Saturday, December 02, 2006

Duke Energy (DUK) - Spinoff a Potential Catalyst

Business Week draws out the argument for why Duke's impending spinoff of it's natural gas business may be a boon for the stock. According to Daniel Ford who advised on the spinoff:

The "narrowed management focus, more efficient use of capital, and removal of what appears to be a conglomerate discount on Duke's price will fuel expansion [for both companies],"

He goes on to peg a valuation to Duke:

Ford says that, on a sum-of-the-parts basis, Duke is worth 21 a share, and the gas spin-off 14.

Consider that the stock has traded in the $26-$32 range and it's rated post-spinoff at $35. The stock finished trading on Friday at $31.69, so it will seem the potential upside is less significant than the downside. I personally am going to sit this one out. In spite of my negative opinion given what I have been seeing with the last few spinoffs (WU, SBH, HBI), I would not be surprised if this is a money-maker.

With many spin-offs, the sum-of-the-parts have actually traded several percentage points higher the very day that the spin-off occurs in spite of the fact that the transaction was announced months in advance. How this works absolutely dumbfounds me but there has been easy money to be made on these deals. However, I am just not that kind of investor. Until I see a company being spun-off that is actually reasonably priced and has promising business characteristics I will wait. I already have natural gas investments through Apache and given my inability to pick commodity prices that is enough exposure for me.

3 Comments:

  • I think you are overestimating the gas-spinoff's, Spectra's, dependence on commodity prices. It is a pipeline company, which is considered a natural monopoly and therefore has prices regulated by the federal government. Apache is a production company.

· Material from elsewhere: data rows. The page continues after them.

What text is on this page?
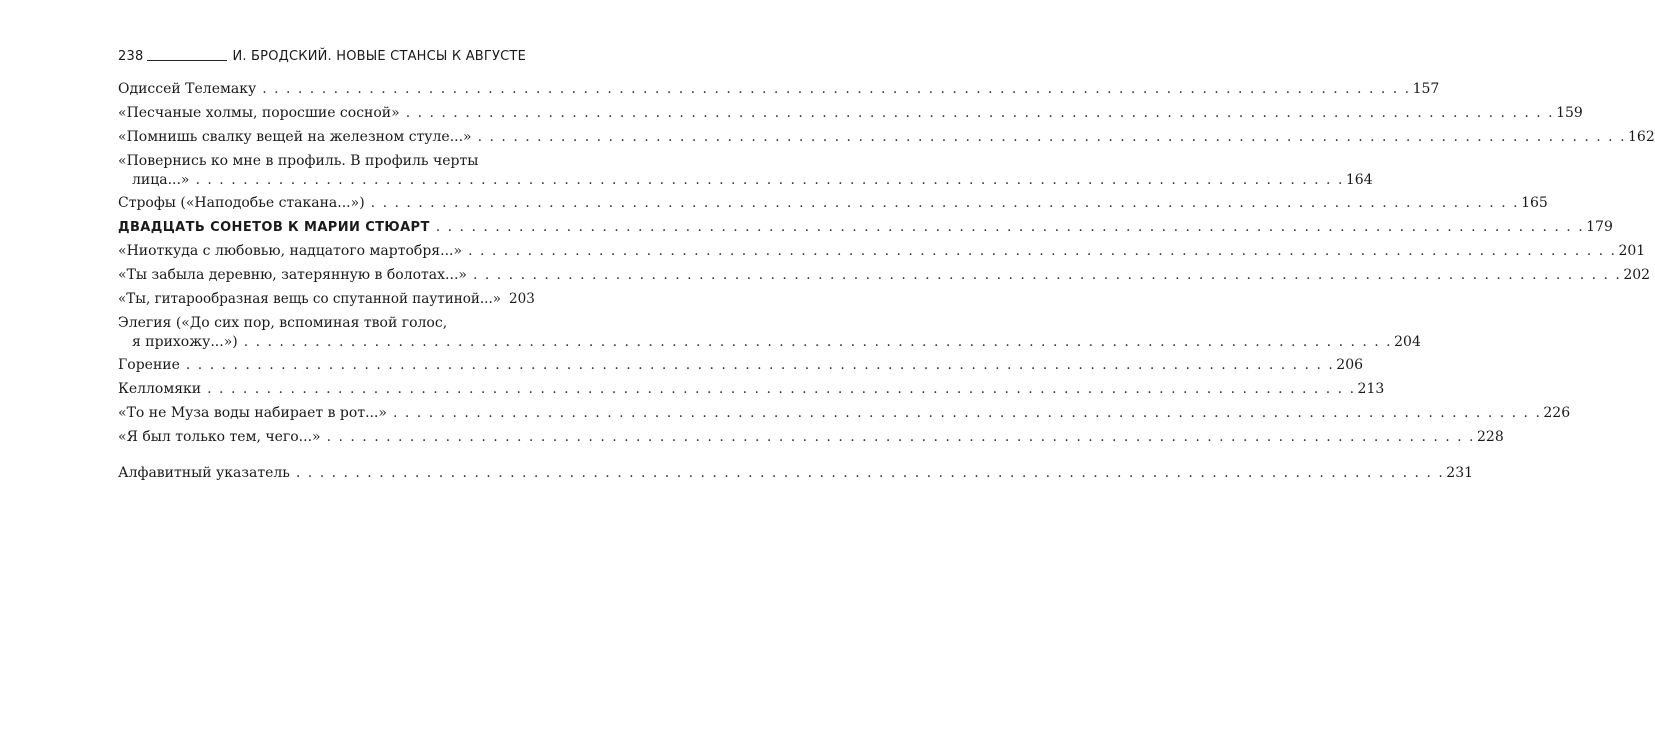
238	И. БРОДСКИЙ. НОВЫЕ СТАНСЫ К АВГУСТЕ
Одиссей Телемаку . . . . . . . . . . . . . . . . . . . . . . . . . . . . . . . . . . . . . . . . . . . . . . . . . . . . . . . . . . . . . . . . . . . . . . . . . . . . . . . . . . . . . . . . . . . . . . . . . 157
«Песчаные холмы, поросшие сосной» . . . . . . . . . . . . . . . . . . . . . . . . . . . . . . . . . . . . . . . . . . . . . . . . . . . . . . . . . . . . . . . . . . . . . . . . . . . . . . . . . . . . . . . . . . . . . . . . . 159
«Помнишь свалку вещей на железном стуле...» . . . . . . . . . . . . . . . . . . . . . . . . . . . . . . . . . . . . . . . . . . . . . . . . . . . . . . . . . . . . . . . . . . . . . . . . . . . . . . . . . . . . . . . . . . . . . . . . . 162
«Повернись ко мне в профиль. В профиль черты
лица...» . . . . . . . . . . . . . . . . . . . . . . . . . . . . . . . . . . . . . . . . . . . . . . . . . . . . . . . . . . . . . . . . . . . . . . . . . . . . . . . . . . . . . . . . . . . . . . . . . 164
Строфы («Наподобье стакана...») . . . . . . . . . . . . . . . . . . . . . . . . . . . . . . . . . . . . . . . . . . . . . . . . . . . . . . . . . . . . . . . . . . . . . . . . . . . . . . . . . . . . . . . . . . . . . . . . . 165
ДВАДЦАТЬ СОНЕТОВ К МАРИИ СТЮАРТ . . . . . . . . . . . . . . . . . . . . . . . . . . . . . . . . . . . . . . . . . . . . . . . . . . . . . . . . . . . . . . . . . . . . . . . . . . . . . . . . . . . . . . . . . . . . . . . . . 179
«Ниоткуда с любовью, надцатого мартобря...» . . . . . . . . . . . . . . . . . . . . . . . . . . . . . . . . . . . . . . . . . . . . . . . . . . . . . . . . . . . . . . . . . . . . . . . . . . . . . . . . . . . . . . . . . . . . . . . . . 201
«Ты забыла деревню, затерянную в болотах...» . . . . . . . . . . . . . . . . . . . . . . . . . . . . . . . . . . . . . . . . . . . . . . . . . . . . . . . . . . . . . . . . . . . . . . . . . . . . . . . . . . . . . . . . . . . . . . . . . 202
«Ты, гитарообразная вещь со спутанной паутиной...» 203
Элегия («До сих пор, вспоминая твой голос,
я прихожу...») . . . . . . . . . . . . . . . . . . . . . . . . . . . . . . . . . . . . . . . . . . . . . . . . . . . . . . . . . . . . . . . . . . . . . . . . . . . . . . . . . . . . . . . . . . . . . . . . . 204
Горение . . . . . . . . . . . . . . . . . . . . . . . . . . . . . . . . . . . . . . . . . . . . . . . . . . . . . . . . . . . . . . . . . . . . . . . . . . . . . . . . . . . . . . . . . . . . . . . . . 206
Келломяки . . . . . . . . . . . . . . . . . . . . . . . . . . . . . . . . . . . . . . . . . . . . . . . . . . . . . . . . . . . . . . . . . . . . . . . . . . . . . . . . . . . . . . . . . . . . . . . . . 213
«То не Муза воды набирает в рот...» . . . . . . . . . . . . . . . . . . . . . . . . . . . . . . . . . . . . . . . . . . . . . . . . . . . . . . . . . . . . . . . . . . . . . . . . . . . . . . . . . . . . . . . . . . . . . . . . . 226
«Я был только тем, чего...» . . . . . . . . . . . . . . . . . . . . . . . . . . . . . . . . . . . . . . . . . . . . . . . . . . . . . . . . . . . . . . . . . . . . . . . . . . . . . . . . . . . . . . . . . . . . . . . . . 228
Алфавитный указатель . . . . . . . . . . . . . . . . . . . . . . . . . . . . . . . . . . . . . . . . . . . . . . . . . . . . . . . . . . . . . . . . . . . . . . . . . . . . . . . . . . . . . . . . . . . . . . . . . 231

    I think the compelling point about Spectra is the possibility to convert it into a partnership so that it doesn't suffer from double taxation (taxed on earnings at the corporate level and dividends at the individual level).

    I am long Duke. I don't find the valuation all that compelling, but I am not seeing a lot that I find really compelling, so I bought some. After the spin-off, depending on the valuations I will either pile into Spectra or sell out completely.

    By Anonymous Bayard, at 12:40 PM  

  • Good point on the company differences. I am really not an expert on natural gas pipelines but I still see a silimar business risk for them. There is a lot of talk about LNG (liquidified natural gas) coming into play at some point. Would this not render much of the pipeline technology obsolete? Is it all the same infrastructure to move LNG around? Similarly, LNG is my main concern for Natural Gas price. Ultimately, if it were not for that, I would be much more bullish on NG.

    By Blogger spinoff, at 11:24 PM  

  • They have a bunch of different natural gas pipeline operations. There is gathering (from NG fields), transmission (long and big pipelines), and distribution (many little pipes going to customers).

    LNG still has to be piped. The Chairman of Spectra actually talked about adding new capacity for the LNG terminals. I am a little worried though that the decline in natural gas field production will render some of their gathering/transmission pipeline obsolete. I think this event is while out though (and so I am not really accounting for it in my valuation). I think a lower Natural Gas price might not hurt Spectra. It would probably increase transmission volumes as more gas fired power plants were used.